Starring Cary Grant, Katherine Hepburn and James Stewart
Screenplay by Donald Ogden Stewart based on the play by Philip Barry
Directed by George Cukor
Running time 112 minutes
USA 1940
Our last film North By Northwest starred Cary Grant in perhaps his last great film role. The Philadelphia Story sees him in one of his best-known - playing C K Dexter Haven - former husband to socialite Tracy Lord, who on the eve of her wedding to a new husband finds himself once again embroiled with his ex.
Tracy is played by Katherine Hepburn, simultaneously enchanting and infuriating, with the love triangle completed by James Stewart as Mike Connor, a wise-cracking reporter assigned to cover the wedding. Based on a Broadway play, The Philadelphia Story is one of the most polished and sparkling romantic comedies ever to come out of Hollywood. Hepburn had played Tracy on the stage and is mesmerising in this screen adaptation - wreaking havoc among the men around her before she finally decides which one she will choose…

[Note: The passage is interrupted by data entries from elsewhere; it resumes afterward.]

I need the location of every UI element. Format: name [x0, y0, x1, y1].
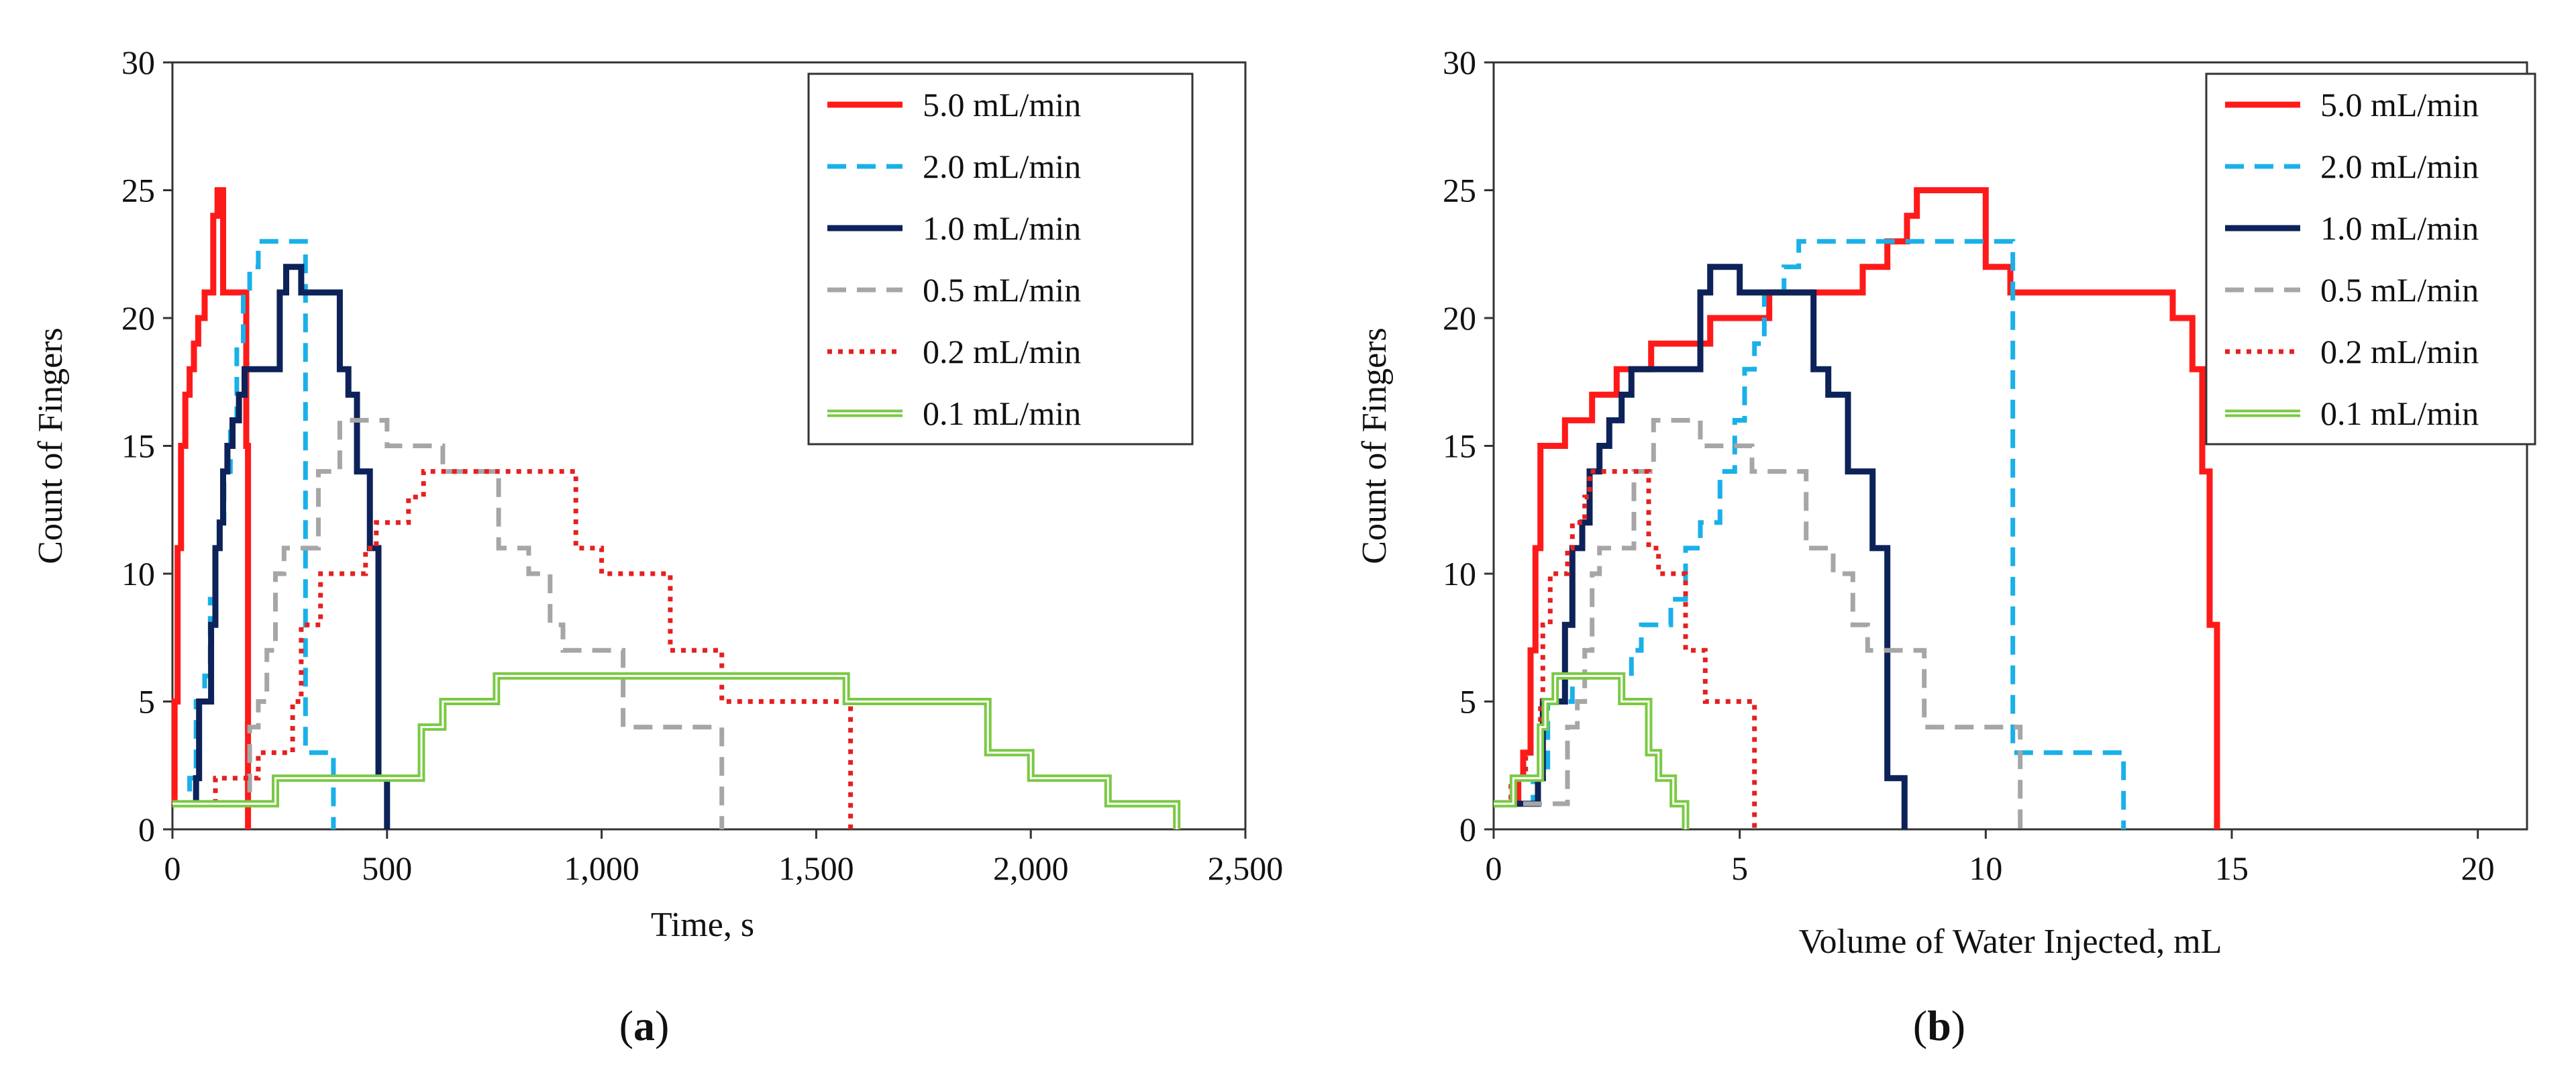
- series-line-1-0-ml-min: [1494, 264, 1908, 829]
- series-1-0-ml-min: [1494, 264, 1908, 829]
- series-0-2-ml-min: [172, 469, 854, 829]
- y-tick-label: 20: [121, 299, 155, 337]
- legend-entry-0-5-ml-min: 0.5 mL/min: [2320, 271, 2479, 309]
- y-tick-label: 25: [121, 172, 155, 209]
- series-0-5-ml-min: [172, 417, 725, 829]
- series-line-1-0-ml-min: [172, 264, 391, 829]
- y-tick-label: 15: [1443, 427, 1476, 465]
- series-line-0-5-ml-min: [1494, 417, 2023, 829]
- series-line-inner-0-1-ml-min: [1494, 674, 1687, 829]
- x-tick-label: 1,000: [564, 849, 639, 887]
- legend-entry-5-0-ml-min: 5.0 mL/min: [923, 86, 1081, 123]
- panel-label-a: (a): [619, 1002, 670, 1049]
- legend-entry-1-0-ml-min: 1.0 mL/min: [2320, 209, 2479, 247]
- y-tick-label: 10: [1443, 555, 1476, 592]
- y-tick-label: 15: [121, 427, 155, 465]
- legend-entry-2-0-ml-min: 2.0 mL/min: [2320, 148, 2479, 185]
- panel-label-b: (b): [1913, 1002, 1965, 1049]
- legend-entry-0-5-ml-min: 0.5 mL/min: [923, 271, 1081, 309]
- legend-entry-5-0-ml-min: 5.0 mL/min: [2320, 86, 2479, 123]
- legend-entry-1-0-ml-min: 1.0 mL/min: [923, 209, 1081, 247]
- series-line-5-0-ml-min: [171, 187, 252, 829]
- series-0-1-ml-min: [1494, 672, 1690, 829]
- x-tick-label: 10: [1969, 849, 2002, 887]
- x-tick-label: 500: [362, 849, 412, 887]
- series-line-inner-0-1-ml-min: [172, 674, 1178, 829]
- series-line-5-0-ml-min: [1494, 187, 2220, 829]
- x-tick-label: 1,500: [778, 849, 854, 887]
- y-tick-label: 0: [138, 811, 155, 848]
- y-axis-title: Count of Fingers: [1355, 327, 1394, 564]
- series-1-0-ml-min: [172, 264, 391, 829]
- legend-box: [807, 72, 1194, 446]
- chart-panel-a: 0 5 10 15 20 25 30 0 500 1,000 1,500 2,000 2,500 Time…: [32, 44, 1283, 1049]
- x-axis-title: Volume of Water Injected, mL: [1799, 923, 2222, 961]
- legend-entry-0-2-ml-min: 0.2 mL/min: [2320, 333, 2479, 370]
- legend-entry-0-1-ml-min: 0.1 mL/min: [923, 395, 1081, 432]
- legend-entry-0-2-ml-min: 0.2 mL/min: [923, 333, 1081, 370]
- x-tick-label: 0: [1486, 849, 1502, 887]
- legend-box: [2205, 72, 2536, 446]
- y-tick-label: 30: [121, 44, 155, 81]
- y-tick-label: 10: [121, 555, 155, 592]
- x-tick-label: 0: [164, 849, 181, 887]
- chart-panel-b: 0 5 10 15 20 25 30 0 5 10 15 20 Volume of Water Inje…: [1355, 44, 2536, 1049]
- x-axis-title: Time, s: [651, 906, 754, 944]
- series-line-0-2-ml-min: [172, 469, 854, 829]
- series-2-0-ml-min: [1494, 239, 2126, 829]
- series-0-5-ml-min: [1494, 417, 2023, 829]
- x-tick-label: 2,000: [993, 849, 1069, 887]
- x-tick-label: 20: [2461, 849, 2495, 887]
- x-tick-label: 5: [1731, 849, 1748, 887]
- series-5-0-ml-min: [171, 187, 252, 829]
- series-5-0-ml-min: [1494, 187, 2220, 829]
- x-tick-label: 15: [2215, 849, 2249, 887]
- legend-entry-2-0-ml-min: 2.0 mL/min: [923, 148, 1081, 185]
- panel-label-close: ): [1951, 1002, 1965, 1049]
- y-tick-label: 20: [1443, 299, 1476, 337]
- panel-label-open: (: [1913, 1002, 1927, 1049]
- series-0-1-ml-min: [172, 672, 1181, 829]
- panel-label-letter: b: [1927, 1002, 1951, 1049]
- y-axis-title: Count of Fingers: [32, 327, 70, 564]
- y-tick-label: 5: [1459, 683, 1476, 721]
- x-tick-label: 2,500: [1208, 849, 1284, 887]
- series-line-0-5-ml-min: [172, 417, 725, 829]
- y-tick-label: 30: [1443, 44, 1476, 81]
- panel-label-close: ): [655, 1002, 669, 1049]
- panel-label-open: (: [619, 1002, 633, 1049]
- y-tick-label: 5: [138, 683, 155, 721]
- panel-label-letter: a: [633, 1002, 655, 1049]
- legend-entry-0-1-ml-min: 0.1 mL/min: [2320, 395, 2479, 432]
- series-line-2-0-ml-min: [1494, 239, 2126, 829]
- y-tick-label: 0: [1459, 811, 1476, 848]
- y-tick-label: 25: [1443, 172, 1476, 209]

The story was remade in 1956 as the musical High Society - with Bing Crosby, Grace Kelly and Frank Sinatra playing the leads. The Philadelphia Story is definitely the superior film with a sharper, defter script and more edge and character in the playing.
Mike: You're lit from within, Tracy. You've got fires banked down in you, hearth-fires and holocausts.Tracy: I don't seem to you made of bronze?
Mike: No, you're made out of flesh and blood. That's the blank, unholy surprise of it. You're the golden girl, Tracy. Full of life and warmth and delight. What goes on? You've got tears in your eyes.
Tracy: Shut up, shut up. Oh, Mike. Keep talking, keep talking. Talk, will you?